С Уиллом они встретились здесь, в больнице. Раньше они не были знакомы. С самого первого дня Уилл не переставая говорил о том, что его сослали в Уэстин Хиллс лишь для того, чтобы заткнуть рот, заставить молчать. Он говорил, что ему известно о событии, которое случилось в ту ночь, четыре года назад, в доме № 1428 по улице Вязов. Неудивительно, что сегодня, случайно посмотрев вечерние новости, он так разбушевался.
Но Марк, однако, не мог быть на сто процентов уверен в том, что все сказанное его другом — правда.
Возможно, вся эта история насчет доктора Кемпбелла просто плод его воспаленной фантазии. Может быть, это результаты нервного срыва, произошедшего от того, что мистер Кемпбелл встал между ним и Лори.
Как бы там ни было, Марк считал Уилла своим лучшим другом и искренне желал поверить ему.
Марк, вздохнув, повернулся на другой бок, посмотрел на висящую на стене фотографию своей семьи, чуть освещенную тусклым светом. Почему он сам оказался в Уэстин Хиллс — здесь все было ясно без каких-либо вопросов. Примерно в то же время, когда возникли проблемы у Уилла, Бобби, брат Марка, покончил с собой. И вскоре после смерти брата Марка начали мучить ночные кошмары. Родители запаниковали. Опасаясь, что Марк может последовать примеру брата и тоже покончить с собой, они и направили его сюда.
Оказалось, что и другие подростки убивают себя и мучаются от ночных кошмаров. Многие из них также оказались в Уэстин Хиллсе. Марк случайно услышал, как один из врачей говорил о том, что все больше подростков страдает от синдрома юношеской истерии.
Такой же диагноз был поставлен и Марку.
Все выглядело так, что и Уилл страдал от той же самой болезни, только Уилл не желал этого признавать, поэтому они никогда не говорили об этом. Никогда до сегодняшнего дня.
Тихонько, так, чтобы не разбудить спящих в палате пациентов, Марк произнес:
— Мои родители немного поспешили. Я уверен, что они любят меня и желают мне добра… но один сын в сумасшедшем доме, а другой покончил с собой…
Он замолчал, но Уилл не произнес в ответ ни слова.
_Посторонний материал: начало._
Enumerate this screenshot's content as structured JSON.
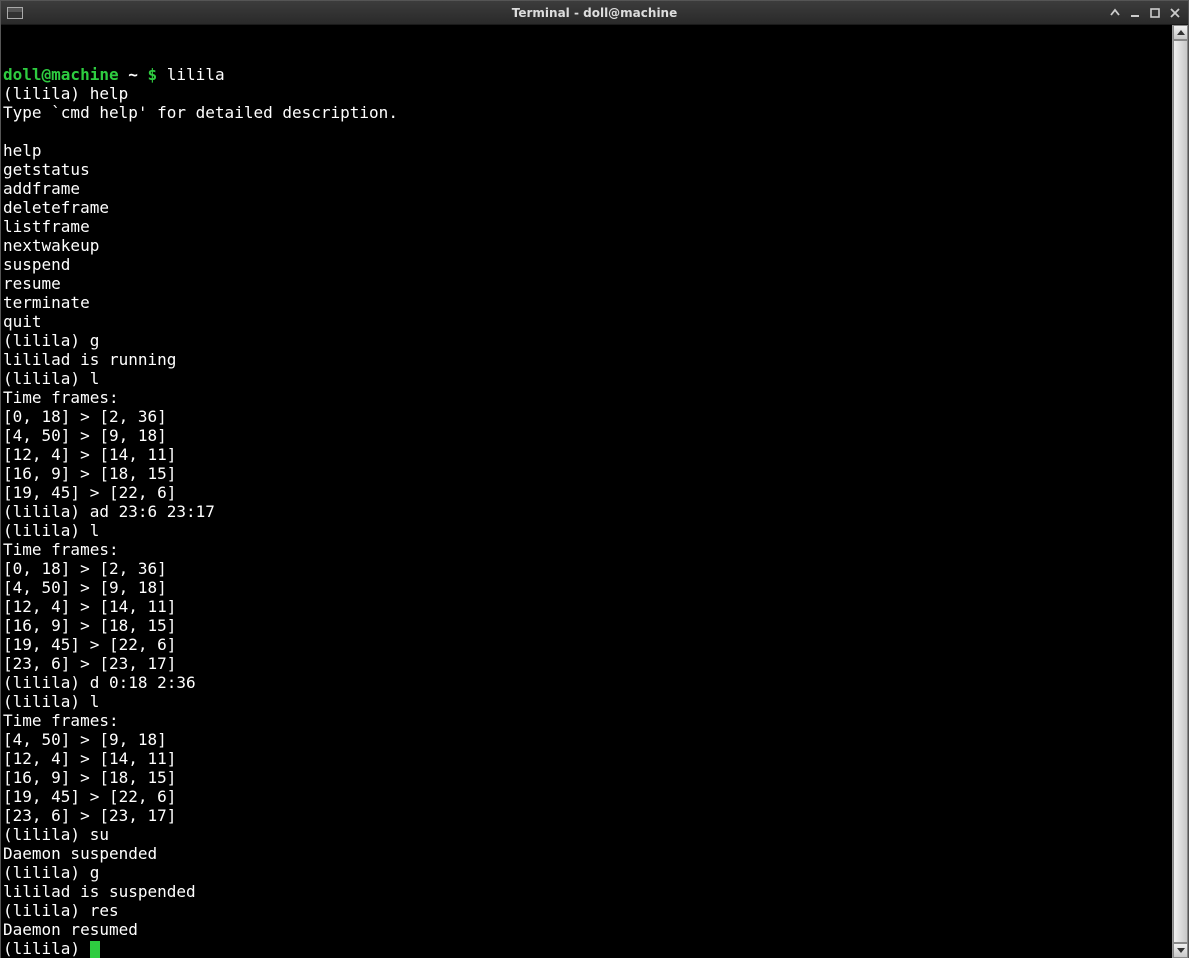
{
  "window": {
    "title": "Terminal - doll@machine"
  },
  "prompt": {
    "user_host": "doll@machine",
    "path": "~",
    "symbol": "$",
    "command": "lilila"
  },
  "lilila_prompt": "(lilila) ",
  "session": [
    {
      "type": "input",
      "text": "help"
    },
    {
      "type": "output",
      "text": "Type `cmd help' for detailed description."
    },
    {
      "type": "blank"
    },
    {
      "type": "output",
      "text": "help"
    },
    {
      "type": "output",
      "text": "getstatus"
    },
    {
      "type": "output",
      "text": "addframe"
    },
    {
      "type": "output",
      "text": "deleteframe"
    },
    {
      "type": "output",
      "text": "listframe"
    },
    {
      "type": "output",
      "text": "nextwakeup"
    },
    {
      "type": "output",
      "text": "suspend"
    },
    {
      "type": "output",
      "text": "resume"
    },
    {
      "type": "output",
      "text": "terminate"
    },
    {
      "type": "output",
      "text": "quit"
    },
    {
      "type": "input",
      "text": "g"
    },
    {
      "type": "output",
      "text": "lililad is running"
    },
    {
      "type": "input",
      "text": "l"
    },
    {
      "type": "output",
      "text": "Time frames:"
    },
    {
      "type": "output",
      "text": "[0, 18] > [2, 36]"
    },
    {
      "type": "output",
      "text": "[4, 50] > [9, 18]"
    },
    {
      "type": "output",
      "text": "[12, 4] > [14, 11]"
    },
    {
      "type": "output",
      "text": "[16, 9] > [18, 15]"
    },
    {
      "type": "output",
      "text": "[19, 45] > [22, 6]"
    },
    {
      "type": "input",
      "text": "ad 23:6 23:17"
    },
    {
      "type": "input",
      "text": "l"
    },
    {
      "type": "output",
      "text": "Time frames:"
    },
    {
      "type": "output",
      "text": "[0, 18] > [2, 36]"
    },
    {
      "type": "output",
      "text": "[4, 50] > [9, 18]"
    },
    {
      "type": "output",
      "text": "[12, 4] > [14, 11]"
    },
    {
      "type": "output",
      "text": "[16, 9] > [18, 15]"
    },
    {
      "type": "output",
      "text": "[19, 45] > [22, 6]"
    },
    {
      "type": "output",
      "text": "[23, 6] > [23, 17]"
    },
    {
      "type": "input",
      "text": "d 0:18 2:36"
    },
    {
      "type": "input",
      "text": "l"
    },
    {
      "type": "output",
      "text": "Time frames:"
    },
    {
      "type": "output",
      "text": "[4, 50] > [9, 18]"
    },
    {
      "type": "output",
      "text": "[12, 4] > [14, 11]"
    },
    {
      "type": "output",
      "text": "[16, 9] > [18, 15]"
    },
    {
      "type": "output",
      "text": "[19, 45] > [22, 6]"
    },
    {
      "type": "output",
      "text": "[23, 6] > [23, 17]"
    },
    {
      "type": "input",
      "text": "su"
    },
    {
      "type": "output",
      "text": "Daemon suspended"
    },
    {
      "type": "input",
      "text": "g"
    },
    {
      "type": "output",
      "text": "lililad is suspended"
    },
    {
      "type": "input",
      "text": "res"
    },
    {
      "type": "output",
      "text": "Daemon resumed"
    },
    {
      "type": "cursor"
    }
  ]
}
— Ты меня слышишь? — обратился к нему Марк. Он знал, что Уилл не спит, но тот почему-то опять оставил вопрос друга без ответа.
Марк знал, почему.
Лори.
Лори была девушкой Уилла.
— Ты и в правду переживаешь из-за нее? И в течение стольких лет ты ни разу не усомнился в том, что действительно видел, как ее отец сделал это?..
Уилл сердито оборвал его:
— Я уверен в том, что я видел, Марк. Мне плевать, что доктора пытаются переубедить меня. Для меня самое главное — это знать, что она в безопасности.
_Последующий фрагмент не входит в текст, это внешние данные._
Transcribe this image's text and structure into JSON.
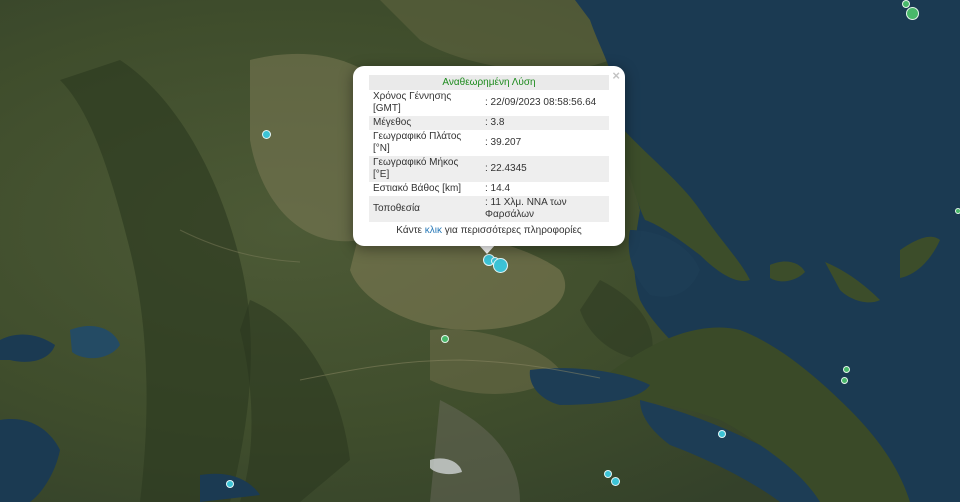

Марк сел и посмотрел на Уилла. Ему было тяжело видеть друга в таком состоянии. А еще тяжелее было сознавать, что они ничего не могут сделать, чтобы хоть как-то прояснить ситуацию, им не к кому обратиться, им некому позвонить. Угнетало Марка еще и то, что им и пойти-то некуда, кроме как совершить в инвалидных креслах поездку в крыло «Д».